The high attrition rate in the study could also influence outcomes, Curioni added, noting that the authors called the adverse effects "modest and transient" and stated in the papers that the main reasons for study withdrawal were no different from the side effects in people who remained in the study. But "more details are necessary," Curioni said. "Did they lose weight? How long did they participate in the study? The problem is to know whether they discontinued the treatment only due to adverse effects or also due to lack of effectiveness of the studied drug."

While the modest reduction in weight loss seen with rimonabant might potentially be beneficial, the drug should be considered only as an additive strategy, the authors emphasized.

"Always people should be alerted that drugs for obesity are part of a treatment program," Curioni told heartwire. "There is not a 'magic pill.' Efforts should be done in terms of lifestyle changes, including diet and exercise. This review warns that it is difficult to treat obesity, and prevention remains the best strategy."

Such advice may fall on deaf ears in the US, where soaring obesity rates and flagging enthusiasm for low-carb and other fad diets are only fueling anticipation of the drug's approval. As reported by heartwire, the FDA issued rimonabant's manufacturer, Sanofi-Aventis, an "approvable" letter for the drug in February 2006; it was approved with a weight-loss indication in Europe in June and is already available in several countries.

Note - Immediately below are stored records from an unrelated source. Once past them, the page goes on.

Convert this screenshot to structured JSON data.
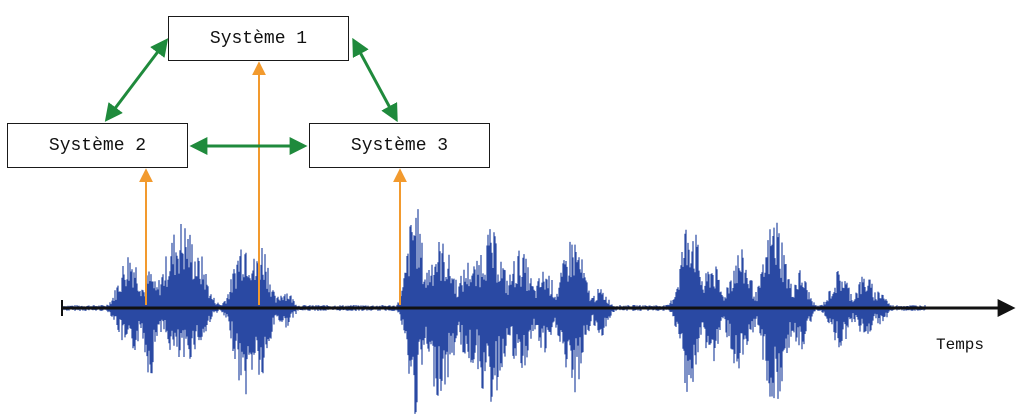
{
  "diagram": {
    "systems": [
      {
        "label": "Système 1"
      },
      {
        "label": "Système 2"
      },
      {
        "label": "Système 3"
      }
    ],
    "axis_label": "Temps",
    "colors": {
      "interaction_arrow": "#1f8a3c",
      "input_arrow": "#f29a2e",
      "waveform": "#2a49a3",
      "axis": "#111111",
      "box_border": "#1a1a1a"
    },
    "links": [
      {
        "from": "Système 2",
        "to": "Système 1",
        "type": "bidirectional"
      },
      {
        "from": "Système 1",
        "to": "Système 3",
        "type": "bidirectional"
      },
      {
        "from": "Système 2",
        "to": "Système 3",
        "type": "bidirectional"
      },
      {
        "from": "signal",
        "to": "Système 2",
        "type": "input"
      },
      {
        "from": "signal",
        "to": "Système 1",
        "type": "input"
      },
      {
        "from": "signal",
        "to": "Système 3",
        "type": "input"
      }
    ]
  }
}
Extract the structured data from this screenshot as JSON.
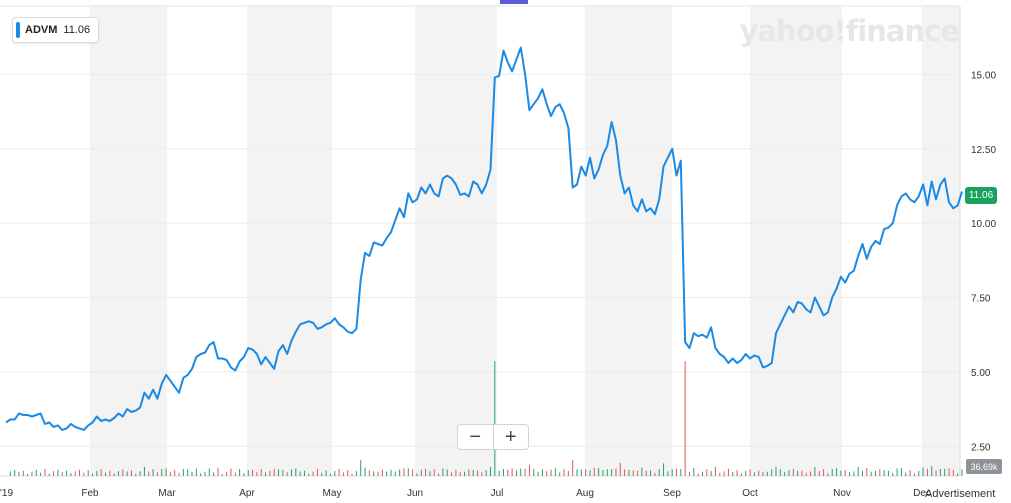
{
  "header": {
    "ticker": "ADVM",
    "last_price": "11.06",
    "brand": "yahoo!finance"
  },
  "controls": {
    "zoom_out": "−",
    "zoom_in": "+"
  },
  "badges": {
    "price": "11.06",
    "volume": "36.69k"
  },
  "footer": {
    "advertisement": "Advertisement"
  },
  "colors": {
    "line": "#1a8ae5",
    "price_badge": "#1aa260",
    "volume_up": "#2aa06a",
    "volume_down": "#e05a5a",
    "band": "#f3f3f3"
  },
  "chart_data": {
    "type": "line",
    "ticker": "ADVM",
    "x_tick_labels": [
      "'19",
      "Feb",
      "Mar",
      "Apr",
      "May",
      "Jun",
      "Jul",
      "Aug",
      "Sep",
      "Oct",
      "Nov",
      "Dec"
    ],
    "y_tick_labels": [
      "2.50",
      "5.00",
      "7.50",
      "10.00",
      "12.50",
      "15.00"
    ],
    "y_ticks": [
      2.5,
      5.0,
      7.5,
      10.0,
      12.5,
      15.0
    ],
    "ylim": [
      1.5,
      17.3
    ],
    "grid": true,
    "series": [
      {
        "values": [
          3.3,
          3.4,
          3.4,
          3.6,
          3.55,
          3.55,
          3.5,
          3.55,
          3.6,
          3.25,
          3.3,
          3.15,
          3.2,
          3.05,
          3.1,
          3.25,
          3.15,
          3.1,
          3.05,
          3.2,
          3.3,
          3.5,
          3.35,
          3.4,
          3.35,
          3.45,
          3.6,
          3.5,
          3.75,
          3.65,
          3.7,
          3.8,
          4.3,
          4.1,
          4.4,
          4.1,
          4.6,
          4.9,
          4.7,
          4.5,
          4.3,
          4.8,
          4.9,
          5.1,
          5.5,
          5.6,
          5.65,
          5.9,
          6.0,
          5.45,
          5.45,
          5.4,
          5.15,
          5.05,
          5.35,
          5.5,
          5.8,
          5.75,
          5.6,
          5.25,
          5.5,
          5.3,
          5.1,
          5.7,
          5.9,
          5.6,
          6.05,
          6.35,
          6.6,
          6.65,
          6.7,
          6.65,
          6.45,
          6.5,
          6.6,
          6.65,
          6.8,
          6.6,
          6.5,
          6.35,
          6.3,
          6.45,
          8.1,
          9.0,
          8.9,
          9.35,
          9.3,
          9.25,
          9.5,
          9.7,
          10.1,
          10.5,
          10.2,
          11.0,
          10.7,
          10.8,
          11.2,
          11.0,
          11.3,
          11.0,
          10.9,
          11.5,
          11.6,
          11.5,
          11.3,
          10.95,
          11.0,
          10.9,
          11.4,
          11.3,
          11.0,
          11.3,
          11.8,
          14.9,
          14.95,
          15.8,
          15.4,
          15.1,
          15.5,
          15.9,
          15.0,
          13.8,
          14.0,
          14.2,
          14.5,
          14.0,
          13.6,
          13.9,
          14.0,
          13.7,
          13.2,
          11.2,
          11.3,
          11.9,
          11.6,
          12.2,
          11.5,
          11.8,
          12.3,
          12.6,
          13.4,
          12.8,
          11.6,
          11.0,
          11.2,
          10.6,
          10.4,
          10.8,
          10.4,
          10.5,
          10.3,
          10.8,
          11.9,
          12.2,
          12.5,
          11.6,
          12.1,
          6.0,
          5.8,
          6.3,
          6.2,
          6.25,
          6.15,
          6.5,
          5.8,
          5.6,
          5.5,
          5.3,
          5.45,
          5.3,
          5.4,
          5.6,
          5.45,
          5.55,
          5.5,
          5.15,
          5.2,
          5.3,
          6.3,
          6.6,
          6.9,
          7.2,
          7.0,
          7.35,
          7.3,
          7.1,
          7.0,
          7.5,
          7.2,
          6.9,
          7.0,
          7.5,
          7.8,
          8.2,
          8.0,
          8.3,
          8.4,
          8.9,
          9.3,
          8.8,
          9.2,
          9.4,
          9.3,
          9.8,
          9.85,
          10.0,
          10.6,
          10.9,
          11.0,
          10.8,
          10.7,
          10.9,
          11.3,
          10.6,
          11.4,
          10.8,
          11.3,
          11.5,
          10.7,
          10.5,
          10.6,
          11.06
        ]
      }
    ],
    "volume": {
      "label": "36.69k"
    }
  }
}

Now, analyst reports are highlighting the fact that a full seven months have passed, yet there has been no hint of a pending FDA approval, nor has a meeting of the FDA's Endocrinologic and Metabolic Drugs Advisory Committee appeared on the tentative schedule for the remainder of 2006. Analysts predict that the FDA is unlikely to approve rimonabant without obtaining the committee's advice, because of concerns over the drug's neurological effects and past blunders in approving eagerly anticipated weight-loss drugs that subsequently had to be yanked off the market due to adverse effects not picked up in clinical trials.

After the fanfare that greeted the RIO program results when they were first unveiled in 2004, Sanofi-Aventis had hinted that the company expected rimonabant to obtain US market in early, then late, 2006—a prediction that now seems increasingly unlikely to materialize.